No objection from my side.
Comment 9 Radim Kolar 2014-10-03 09:07:43 UTC
you are violated my copyright rights by removing copyright statements them from my rc.d scripts. 

Write your own
Comment 10 John Marino freebsd_committer freebsd_triage 2014-10-03 09:12:04 UTC
(In reply to Radim Kolar from comment #9)
> you are violated my copyright rights by removing copyright statements them
> from my rc.d scripts. 
> 
> Write your own


Radim, this is his quote, "I created the same port independently (did not noticed your submission), so I attach my work here for reference."

That means he didn't use your rc.d, he wrote his own.
I think an apology is in order.
Comment 11 Radim Kolar 2014-10-29 22:59:02 UTC
he is lying. Check his scripts and mine. 

He asked me by email for permission to remove my copyrights from my scripts and suggested some minor changes. I didn't gave him my permission, he removed it anyway.
Comment 12 John Marino freebsd_committer freebsd_triage 2014-10-31 17:16:41 UTC
It's like 25 lines long.

Is it even standard practice to add copyrights (and licenses) to RC scripts in ports?  This legal spat is going to ensure it's never committed.  Who wants to deal with this stuff?  I don't.
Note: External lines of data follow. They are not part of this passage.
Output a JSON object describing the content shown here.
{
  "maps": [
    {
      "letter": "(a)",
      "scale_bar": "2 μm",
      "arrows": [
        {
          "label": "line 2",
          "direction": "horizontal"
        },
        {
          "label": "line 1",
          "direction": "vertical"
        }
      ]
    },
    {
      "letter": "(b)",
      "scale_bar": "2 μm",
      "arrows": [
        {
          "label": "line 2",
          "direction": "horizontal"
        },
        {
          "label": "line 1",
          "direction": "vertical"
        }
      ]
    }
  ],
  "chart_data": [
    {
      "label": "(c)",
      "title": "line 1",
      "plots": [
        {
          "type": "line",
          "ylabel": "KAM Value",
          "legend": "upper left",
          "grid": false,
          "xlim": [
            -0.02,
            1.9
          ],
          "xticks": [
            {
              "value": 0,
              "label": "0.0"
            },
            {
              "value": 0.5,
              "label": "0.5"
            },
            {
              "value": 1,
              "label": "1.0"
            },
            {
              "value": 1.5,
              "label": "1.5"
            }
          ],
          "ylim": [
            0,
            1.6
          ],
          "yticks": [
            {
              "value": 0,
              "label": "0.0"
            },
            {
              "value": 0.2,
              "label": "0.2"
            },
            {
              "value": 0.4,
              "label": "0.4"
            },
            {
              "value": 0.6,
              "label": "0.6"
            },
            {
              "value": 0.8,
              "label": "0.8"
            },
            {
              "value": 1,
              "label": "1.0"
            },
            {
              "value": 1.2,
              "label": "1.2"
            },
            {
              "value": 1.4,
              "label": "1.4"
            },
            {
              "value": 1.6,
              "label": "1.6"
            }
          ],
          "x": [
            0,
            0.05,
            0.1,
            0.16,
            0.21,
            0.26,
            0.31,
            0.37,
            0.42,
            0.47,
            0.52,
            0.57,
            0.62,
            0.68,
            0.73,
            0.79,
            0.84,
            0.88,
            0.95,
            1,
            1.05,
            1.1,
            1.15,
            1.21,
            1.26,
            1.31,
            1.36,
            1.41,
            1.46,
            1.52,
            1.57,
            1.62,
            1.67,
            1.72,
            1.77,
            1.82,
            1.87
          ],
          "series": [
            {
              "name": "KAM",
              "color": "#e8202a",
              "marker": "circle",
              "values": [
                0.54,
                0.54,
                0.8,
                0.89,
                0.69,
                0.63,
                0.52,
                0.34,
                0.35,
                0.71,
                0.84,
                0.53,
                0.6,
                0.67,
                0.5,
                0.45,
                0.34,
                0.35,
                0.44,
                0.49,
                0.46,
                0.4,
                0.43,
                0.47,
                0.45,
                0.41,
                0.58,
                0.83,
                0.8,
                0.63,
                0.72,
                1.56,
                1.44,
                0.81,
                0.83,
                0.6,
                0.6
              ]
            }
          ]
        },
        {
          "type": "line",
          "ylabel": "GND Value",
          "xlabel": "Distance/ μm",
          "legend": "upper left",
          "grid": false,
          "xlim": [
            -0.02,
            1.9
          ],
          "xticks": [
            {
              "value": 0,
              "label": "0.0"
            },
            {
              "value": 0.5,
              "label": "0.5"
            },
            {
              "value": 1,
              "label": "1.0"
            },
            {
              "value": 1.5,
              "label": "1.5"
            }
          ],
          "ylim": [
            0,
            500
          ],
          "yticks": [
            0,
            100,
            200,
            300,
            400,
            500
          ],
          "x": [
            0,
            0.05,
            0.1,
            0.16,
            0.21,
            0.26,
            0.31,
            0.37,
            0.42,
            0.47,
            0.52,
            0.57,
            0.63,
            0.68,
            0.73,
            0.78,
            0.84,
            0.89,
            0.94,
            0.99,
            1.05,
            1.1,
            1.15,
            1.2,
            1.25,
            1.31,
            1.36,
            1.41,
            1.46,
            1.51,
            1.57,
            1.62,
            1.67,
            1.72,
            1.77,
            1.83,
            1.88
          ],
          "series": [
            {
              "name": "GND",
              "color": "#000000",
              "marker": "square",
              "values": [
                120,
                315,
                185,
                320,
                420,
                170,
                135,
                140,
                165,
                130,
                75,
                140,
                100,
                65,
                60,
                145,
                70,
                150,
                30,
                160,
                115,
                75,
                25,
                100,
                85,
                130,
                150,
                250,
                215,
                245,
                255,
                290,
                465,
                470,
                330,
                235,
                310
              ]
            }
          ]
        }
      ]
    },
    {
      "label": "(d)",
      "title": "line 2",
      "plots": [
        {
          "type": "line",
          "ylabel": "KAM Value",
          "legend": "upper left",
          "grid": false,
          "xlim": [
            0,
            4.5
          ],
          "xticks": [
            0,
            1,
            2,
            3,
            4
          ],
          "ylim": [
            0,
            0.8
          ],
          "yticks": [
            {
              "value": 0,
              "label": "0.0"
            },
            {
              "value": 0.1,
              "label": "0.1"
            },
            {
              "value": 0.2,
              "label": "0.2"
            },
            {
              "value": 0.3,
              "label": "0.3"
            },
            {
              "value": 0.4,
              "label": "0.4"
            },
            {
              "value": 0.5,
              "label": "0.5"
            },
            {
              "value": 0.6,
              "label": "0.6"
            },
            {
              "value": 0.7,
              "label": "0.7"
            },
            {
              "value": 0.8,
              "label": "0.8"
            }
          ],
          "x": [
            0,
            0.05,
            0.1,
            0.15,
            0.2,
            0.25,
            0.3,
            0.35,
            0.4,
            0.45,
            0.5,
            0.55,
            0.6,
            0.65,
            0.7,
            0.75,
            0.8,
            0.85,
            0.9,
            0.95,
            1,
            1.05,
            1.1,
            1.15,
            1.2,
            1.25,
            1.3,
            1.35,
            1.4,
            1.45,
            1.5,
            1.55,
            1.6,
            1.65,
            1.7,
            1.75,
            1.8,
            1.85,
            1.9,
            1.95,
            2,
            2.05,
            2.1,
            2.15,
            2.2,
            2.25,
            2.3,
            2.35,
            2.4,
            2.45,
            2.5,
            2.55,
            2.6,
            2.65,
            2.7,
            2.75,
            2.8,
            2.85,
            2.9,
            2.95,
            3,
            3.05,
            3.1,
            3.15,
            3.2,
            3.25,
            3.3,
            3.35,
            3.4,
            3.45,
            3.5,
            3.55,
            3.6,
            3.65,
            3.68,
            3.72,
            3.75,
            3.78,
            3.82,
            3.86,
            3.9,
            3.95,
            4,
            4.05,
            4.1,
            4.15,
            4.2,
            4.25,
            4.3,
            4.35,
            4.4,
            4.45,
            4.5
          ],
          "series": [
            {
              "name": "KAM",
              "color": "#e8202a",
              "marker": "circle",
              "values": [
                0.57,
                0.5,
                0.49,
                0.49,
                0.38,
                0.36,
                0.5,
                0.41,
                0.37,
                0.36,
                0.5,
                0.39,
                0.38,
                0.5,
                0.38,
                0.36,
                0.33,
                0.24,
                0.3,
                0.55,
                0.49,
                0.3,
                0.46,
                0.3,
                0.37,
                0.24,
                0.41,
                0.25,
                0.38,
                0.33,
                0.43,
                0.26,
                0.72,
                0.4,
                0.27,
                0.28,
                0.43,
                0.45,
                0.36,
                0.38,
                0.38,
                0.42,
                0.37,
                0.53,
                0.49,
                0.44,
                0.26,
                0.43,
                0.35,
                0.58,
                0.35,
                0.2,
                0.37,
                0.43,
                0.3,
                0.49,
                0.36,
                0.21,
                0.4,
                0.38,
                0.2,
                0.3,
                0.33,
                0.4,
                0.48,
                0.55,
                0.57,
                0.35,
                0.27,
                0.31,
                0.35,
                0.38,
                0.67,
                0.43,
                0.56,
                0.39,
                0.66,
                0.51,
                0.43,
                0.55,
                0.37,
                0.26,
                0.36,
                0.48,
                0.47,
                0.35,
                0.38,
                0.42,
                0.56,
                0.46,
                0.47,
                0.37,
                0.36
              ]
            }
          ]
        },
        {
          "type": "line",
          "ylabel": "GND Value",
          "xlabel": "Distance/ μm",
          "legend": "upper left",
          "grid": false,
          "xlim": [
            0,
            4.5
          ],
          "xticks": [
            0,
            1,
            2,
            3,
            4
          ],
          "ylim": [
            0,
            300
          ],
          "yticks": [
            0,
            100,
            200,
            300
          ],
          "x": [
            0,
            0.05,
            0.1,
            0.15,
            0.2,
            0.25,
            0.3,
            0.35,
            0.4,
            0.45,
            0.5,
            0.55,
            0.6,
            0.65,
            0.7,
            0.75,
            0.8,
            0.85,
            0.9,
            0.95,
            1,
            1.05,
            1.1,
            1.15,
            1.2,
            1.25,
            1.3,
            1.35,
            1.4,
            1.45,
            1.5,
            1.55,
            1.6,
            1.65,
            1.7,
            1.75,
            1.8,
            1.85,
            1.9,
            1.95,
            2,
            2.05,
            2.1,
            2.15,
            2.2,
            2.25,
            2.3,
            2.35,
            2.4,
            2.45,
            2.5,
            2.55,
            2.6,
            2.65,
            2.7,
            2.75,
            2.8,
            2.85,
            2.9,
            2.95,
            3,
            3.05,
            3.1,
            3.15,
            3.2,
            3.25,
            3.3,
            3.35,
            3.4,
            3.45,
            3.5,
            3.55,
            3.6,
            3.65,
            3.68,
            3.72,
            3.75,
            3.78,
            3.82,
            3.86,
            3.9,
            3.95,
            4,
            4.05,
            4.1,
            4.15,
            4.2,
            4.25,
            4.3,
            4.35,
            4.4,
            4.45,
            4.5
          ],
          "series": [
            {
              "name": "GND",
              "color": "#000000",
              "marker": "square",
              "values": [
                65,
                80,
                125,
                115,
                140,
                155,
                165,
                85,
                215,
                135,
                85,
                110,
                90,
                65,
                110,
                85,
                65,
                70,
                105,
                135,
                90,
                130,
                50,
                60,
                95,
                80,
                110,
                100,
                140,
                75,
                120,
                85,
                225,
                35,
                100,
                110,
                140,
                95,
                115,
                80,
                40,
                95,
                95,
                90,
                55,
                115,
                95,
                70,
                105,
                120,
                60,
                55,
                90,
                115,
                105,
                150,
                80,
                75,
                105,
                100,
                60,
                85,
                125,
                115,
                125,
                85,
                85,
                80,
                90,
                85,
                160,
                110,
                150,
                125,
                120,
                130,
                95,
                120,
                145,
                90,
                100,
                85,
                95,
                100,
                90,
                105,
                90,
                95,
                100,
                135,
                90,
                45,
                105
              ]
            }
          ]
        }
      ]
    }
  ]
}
If you want credit, I'd think the permanent "# Created by:" line would be enough.
Comment 13 John Marino freebsd_committer freebsd_triage 2014-11-24 14:28:36 UTC
as long as the title is getting tweaked, might as well use the suggested port name.  PR is still stuck though...
Comment 14 John Marino freebsd_committer freebsd_triage 2015-01-26 07:29:20 UTC
I'm moving this out of triage.  Nobody has made any effort to resolve the tiff and nobody else wants to step in, thus a stalemate.